Pour le ministre, les réseaux sociaux et les réseaux de passeurs sont à l’origine de l’amplification du phénomène, qu’en dites-vous ?

Le phénomène de la harga en Algérie a vu le jour avant même la création de Facebook, que le ministre accuse aujourd’hui. Les premières tentatives de harraga ont été enregistrées au début des années 2000. En 2007 et en 2008, on parlait déjà de plusieurs centaines de disparus en mer. On ne peut porter la responsabilité de ce grave phénomène, qui devient aujourd’hui une tragédie nationale, sur quelques pages ou individus qui encouragent ou incitent les jeunes à fuir leur pays. Ces réseaux qui encouragent ou organisent les voyages ne font que profiter d’un climat favorable. Si les Algériens n’avaient pas la volonté de quitter le pays, ils n’auraient pas accordé autant d’importance à ces réseaux de passeurs ou d’incitateurs à l’immigration clandestine.

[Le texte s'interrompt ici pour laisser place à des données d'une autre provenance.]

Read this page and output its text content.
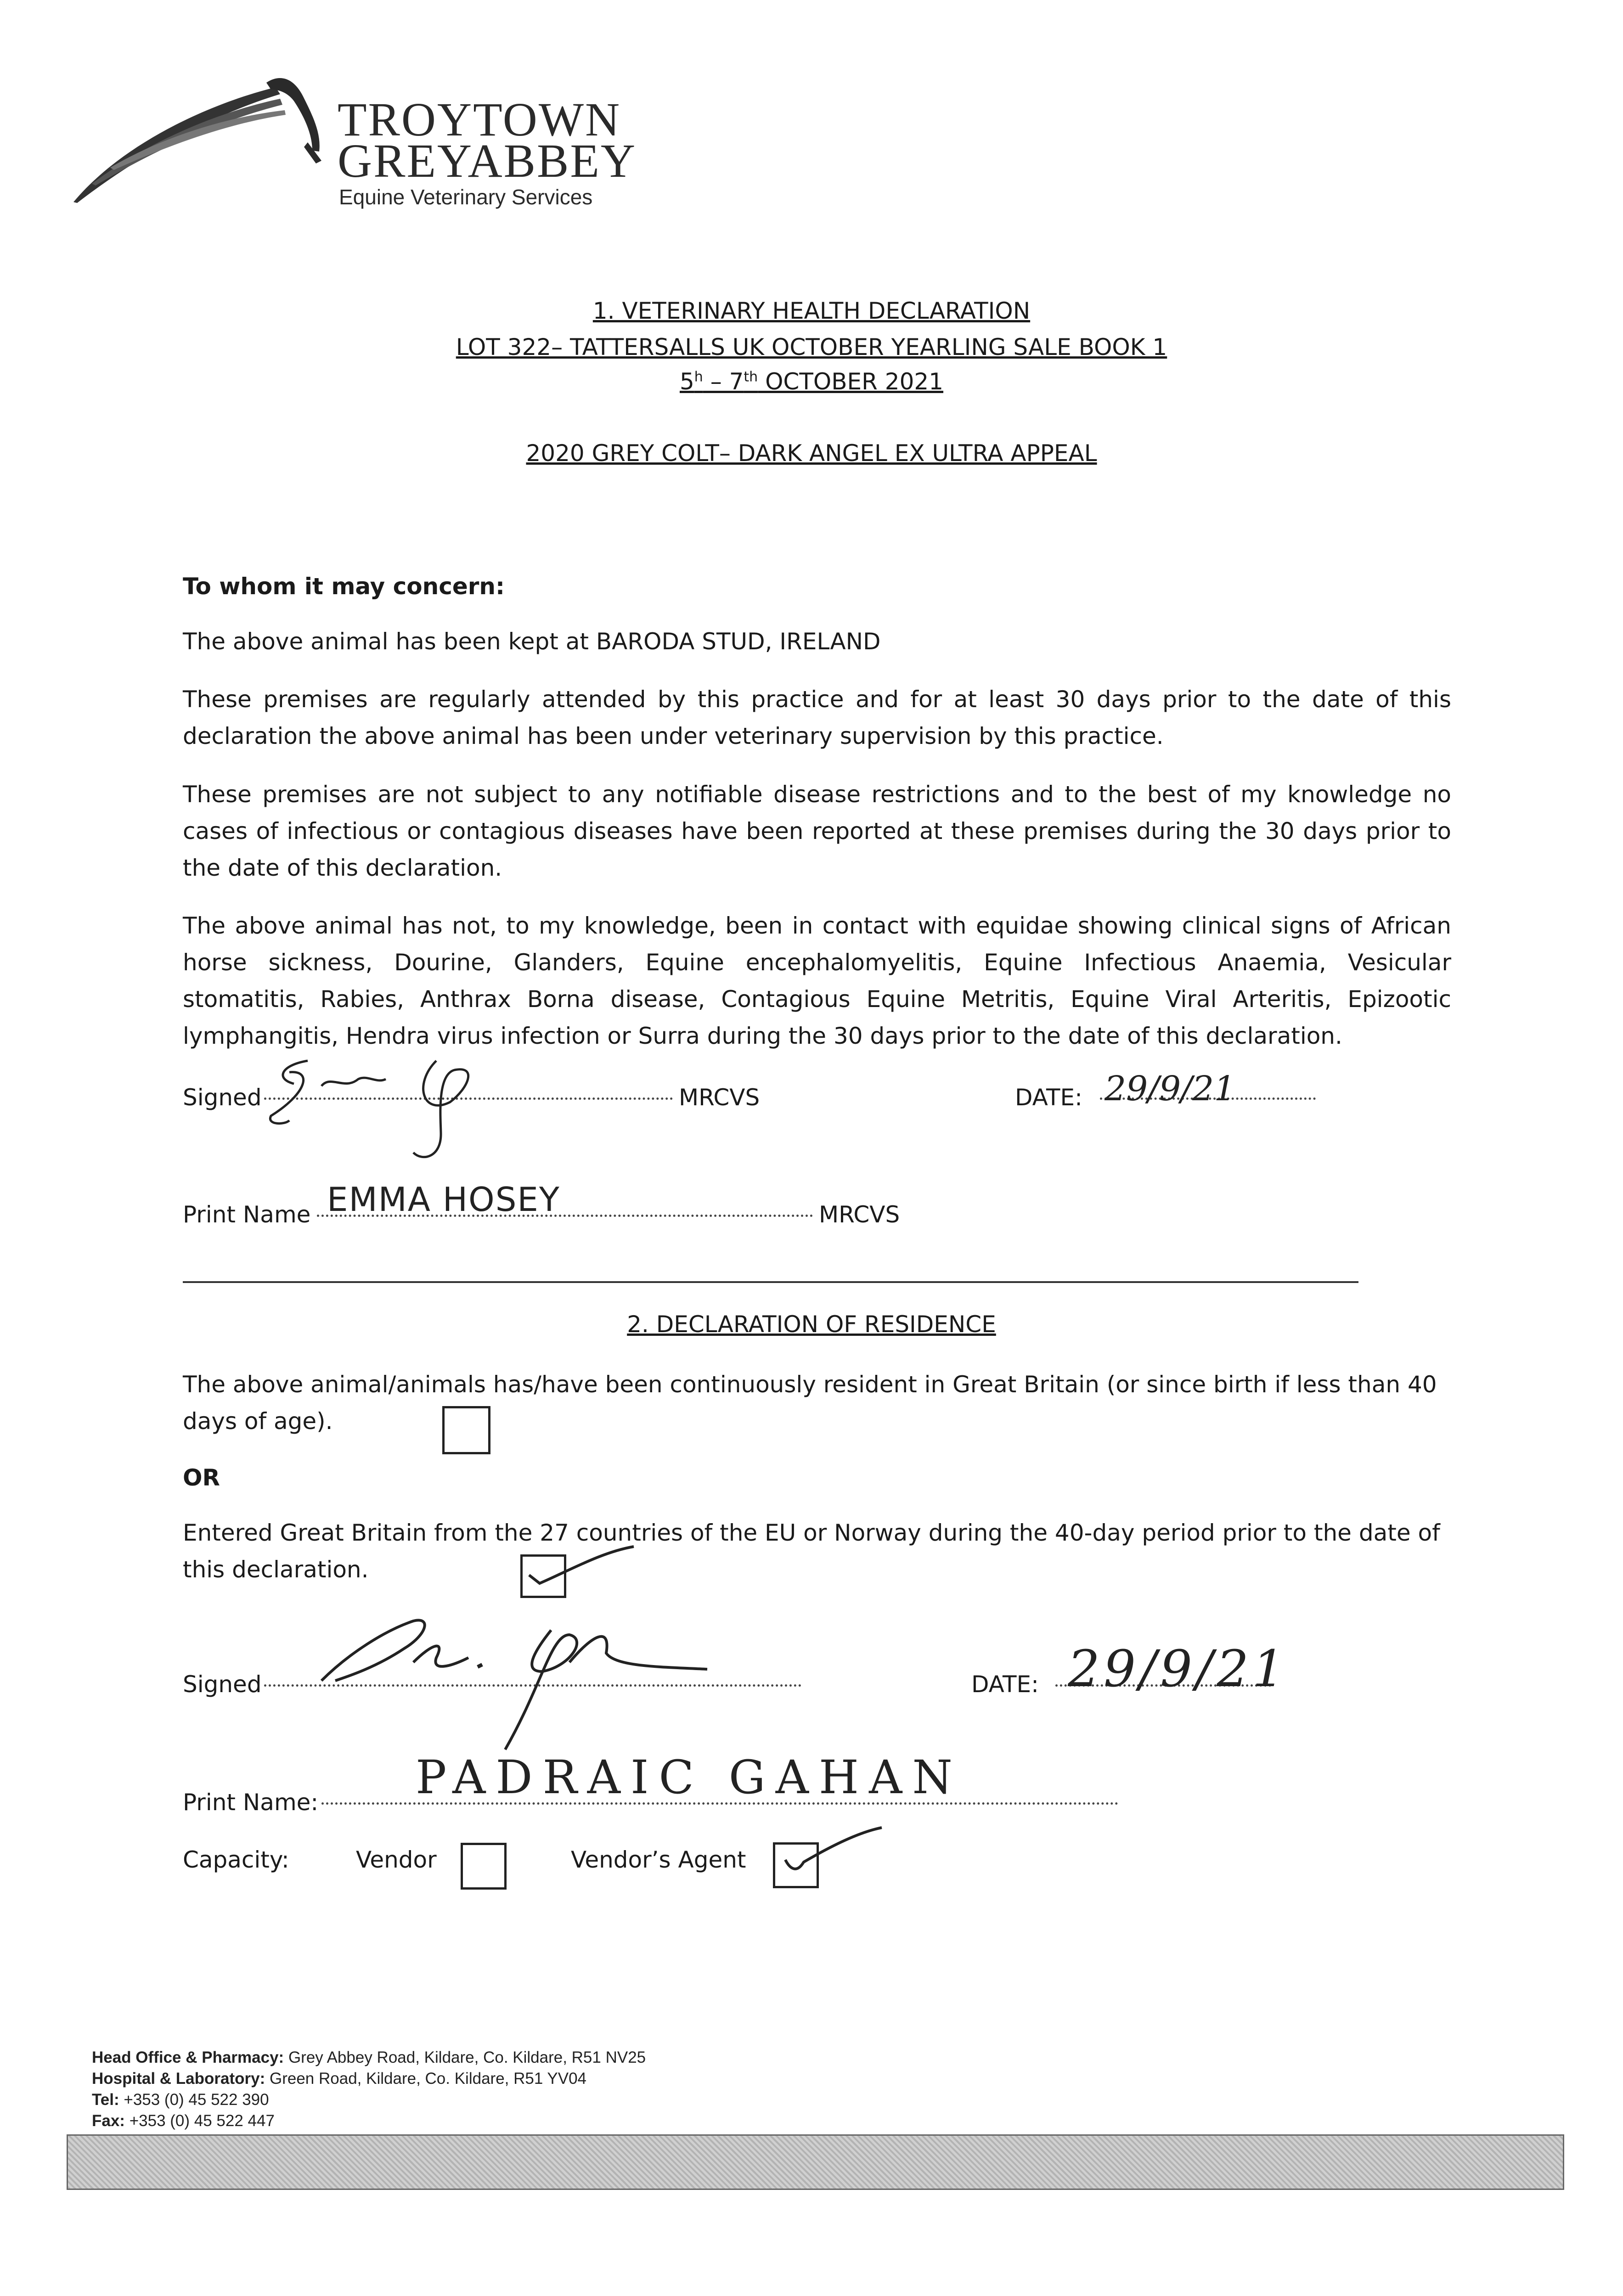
TROYTOWN
GREYABBEY
Equine Veterinary Services
1. VETERINARY HEALTH DECLARATION
LOT 322– TATTERSALLS UK OCTOBER YEARLING SALE BOOK 1
5$^h$ – 7th OCTOBER 2021
2020 GREY COLT– DARK ANGEL EX ULTRA APPEAL
To whom it may concern:
The above animal has been kept at BARODA STUD, IRELAND
These premises are regularly attended by this practice and for at least 30 days prior to the date of this declaration the above animal has been under veterinary supervision by this practice.
These premises are not subject to any notifiable disease restrictions and to the best of my knowledge no cases of infectious or contagious diseases have been reported at these premises during the 30 days prior to the date of this declaration.
The above animal has not, to my knowledge, been in contact with equidae showing clinical signs of African horse sickness, Dourine, Glanders, Equine encephalomyelitis, Equine Infectious Anaemia, Vesicular stomatitis, Rabies, Anthrax Borna disease, Contagious Equine Metritis, Equine Viral Arteritis, Epizootic lymphangitis, Hendra virus infection or Surra during the 30 days prior to the date of this declaration.
Signed	MRCVS	DATE: 29/9/21
Print Name EMMA HOSEY	MRCVS
2. DECLARATION OF RESIDENCE
The above animal/animals has/have been continuously resident in Great Britain (or since birth if less than 40 days of age).
OR
Entered Great Britain from the 27 countries of the EU or Norway during the 40-day period prior to the date of this declaration.
Signed	DATE: 29/9/21
Print Name: PADRAIC GAHAN
Capacity:	Vendor	Vendor’s Agent
Head Office & Pharmacy: Grey Abbey Road, Kildare, Co. Kildare, R51 NV25
Hospital & Laboratory: Green Road, Kildare, Co. Kildare, R51 YV04
Tel: +353 (0) 45 522 390
Fax: +353 (0) 45 522 447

Le ministère de l’Intérieur a recensé 4 000 haraga algériens disparus, que signifie pour vous ce chiffre ?

C’est une véritable tragédie nationale qui ne dit pas son nom. Les choses ont pris une ampleur phénoménale au point d’inquiéter les pays européens. Le chiffre pourrait être plus important que cela, vu que beaucoup de familles ne signalent pas leurs enfants disparus. Il faut mettre un terme à cette tragédie par la mise en place d’un véritable programme de changement qui touchera tous les niveaux. Un changement qui ira dans le sens de redonner de l’espoir à la jeunesse et à libérer les initiatives dans tous les domaines de la vie.